A lot is being promised for AI in the lab: describe an experiment in plain language and have a protocol appear, have agents plan and run workflows, have systems adapt on the fly. Much of it is real and useful. But there is a hard boundary that no amount of model capability moves. AI can arrange steps and reason about a workflow; it cannot invent how a particular liquid behaves in a particular tip. That knowledge has to come from somewhere, and that somewhere is a validated liquid class.
What AI is good at, and what it is not
Generating and sequencing a protocol is a language and planning problem, which is squarely what modern models do well. Knowing that a given detergent at 5 microliters on a given tip needs a specific flow rate, settling time, and blowout is not a language problem. It is an empirical fact about the physical world, established by running the liquid and measuring the result. A model can guess at it, but a guess dispensed is still a guess, not a validated transfer.

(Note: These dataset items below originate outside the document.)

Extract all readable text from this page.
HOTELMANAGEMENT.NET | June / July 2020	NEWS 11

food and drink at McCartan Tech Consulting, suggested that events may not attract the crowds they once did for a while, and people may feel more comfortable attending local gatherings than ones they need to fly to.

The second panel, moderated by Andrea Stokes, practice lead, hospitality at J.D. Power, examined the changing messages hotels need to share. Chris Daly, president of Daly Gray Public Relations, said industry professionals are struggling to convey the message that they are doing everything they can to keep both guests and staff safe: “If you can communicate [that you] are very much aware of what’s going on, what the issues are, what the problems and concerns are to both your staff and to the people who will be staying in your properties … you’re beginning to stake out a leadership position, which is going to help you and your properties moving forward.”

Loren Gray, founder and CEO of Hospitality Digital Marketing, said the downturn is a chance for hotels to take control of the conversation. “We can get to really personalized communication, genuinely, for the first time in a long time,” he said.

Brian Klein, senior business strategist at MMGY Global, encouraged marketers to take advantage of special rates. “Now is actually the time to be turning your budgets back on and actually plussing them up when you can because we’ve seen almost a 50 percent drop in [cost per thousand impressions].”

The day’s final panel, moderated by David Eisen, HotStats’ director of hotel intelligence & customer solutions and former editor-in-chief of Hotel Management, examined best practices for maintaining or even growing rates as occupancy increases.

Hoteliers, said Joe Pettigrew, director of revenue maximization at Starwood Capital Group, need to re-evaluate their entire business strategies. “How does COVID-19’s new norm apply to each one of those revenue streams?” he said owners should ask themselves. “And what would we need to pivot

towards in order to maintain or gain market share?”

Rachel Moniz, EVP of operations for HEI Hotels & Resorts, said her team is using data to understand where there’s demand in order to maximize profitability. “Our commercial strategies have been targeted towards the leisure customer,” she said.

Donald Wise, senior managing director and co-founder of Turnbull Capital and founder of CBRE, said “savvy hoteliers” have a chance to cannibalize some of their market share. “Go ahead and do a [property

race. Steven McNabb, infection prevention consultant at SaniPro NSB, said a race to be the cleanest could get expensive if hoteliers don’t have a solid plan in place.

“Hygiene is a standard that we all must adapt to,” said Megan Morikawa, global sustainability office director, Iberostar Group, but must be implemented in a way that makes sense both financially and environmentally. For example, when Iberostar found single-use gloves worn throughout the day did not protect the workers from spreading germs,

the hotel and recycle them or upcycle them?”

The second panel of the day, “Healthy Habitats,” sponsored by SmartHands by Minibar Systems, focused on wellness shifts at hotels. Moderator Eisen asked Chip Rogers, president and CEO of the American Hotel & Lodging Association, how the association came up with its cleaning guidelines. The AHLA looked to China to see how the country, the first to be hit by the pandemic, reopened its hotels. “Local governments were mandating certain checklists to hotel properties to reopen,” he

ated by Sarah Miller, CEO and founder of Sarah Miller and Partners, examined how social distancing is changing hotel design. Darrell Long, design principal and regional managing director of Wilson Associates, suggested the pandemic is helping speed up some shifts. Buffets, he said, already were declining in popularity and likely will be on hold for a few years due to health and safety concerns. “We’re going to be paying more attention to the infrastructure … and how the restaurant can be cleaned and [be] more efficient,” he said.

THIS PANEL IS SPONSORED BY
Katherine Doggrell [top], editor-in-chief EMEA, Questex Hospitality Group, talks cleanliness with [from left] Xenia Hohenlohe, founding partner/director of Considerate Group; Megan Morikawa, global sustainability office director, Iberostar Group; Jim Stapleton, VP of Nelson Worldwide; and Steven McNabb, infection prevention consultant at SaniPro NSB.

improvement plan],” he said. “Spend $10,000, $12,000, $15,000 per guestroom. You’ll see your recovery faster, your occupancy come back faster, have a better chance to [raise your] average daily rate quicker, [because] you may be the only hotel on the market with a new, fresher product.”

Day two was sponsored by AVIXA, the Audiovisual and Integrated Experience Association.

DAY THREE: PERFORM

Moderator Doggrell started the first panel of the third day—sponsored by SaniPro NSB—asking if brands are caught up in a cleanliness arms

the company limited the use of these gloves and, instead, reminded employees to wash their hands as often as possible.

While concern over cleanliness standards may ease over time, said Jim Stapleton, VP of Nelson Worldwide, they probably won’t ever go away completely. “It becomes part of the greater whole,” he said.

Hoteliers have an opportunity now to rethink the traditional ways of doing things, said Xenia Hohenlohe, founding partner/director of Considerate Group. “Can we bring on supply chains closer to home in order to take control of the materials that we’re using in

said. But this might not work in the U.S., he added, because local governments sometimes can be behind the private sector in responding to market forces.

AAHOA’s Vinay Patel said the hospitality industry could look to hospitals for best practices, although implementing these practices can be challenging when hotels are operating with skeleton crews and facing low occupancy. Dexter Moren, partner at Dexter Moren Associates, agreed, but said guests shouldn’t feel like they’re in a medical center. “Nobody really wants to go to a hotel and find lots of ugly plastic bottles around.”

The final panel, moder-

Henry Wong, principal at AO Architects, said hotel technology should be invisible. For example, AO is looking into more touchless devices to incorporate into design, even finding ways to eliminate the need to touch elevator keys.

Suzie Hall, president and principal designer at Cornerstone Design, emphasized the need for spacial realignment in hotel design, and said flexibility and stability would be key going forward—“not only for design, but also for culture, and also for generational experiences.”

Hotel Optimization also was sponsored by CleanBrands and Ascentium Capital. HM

Ground truth has to be structured
For an automated system to use a liquid class rather than invent one, the class has to be machine-readable: explicit parameters, the liquid and family it applies to, the instrument and tips it was validated on, and the results that back it. Prose buried in a lab notebook cannot be referenced reliably; a structured, versioned record can. The better the structured ground truth, the less an automated system has to improvise about the one thing it cannot safely improvise.
Provenance becomes more important, not less
When a protocol might be assembled by a system rather than a person, being able to ask where a class came from, what it was validated against, and when it last changed matters more than ever. Automation removes the human who would have noticed something looked off, so the record has to carry the caution that the human used to.
AI can decide what to do; it cannot decide how a liquid behaves. Give it validated, structured classes as ground truth, or it will confidently fill the gap with a guess.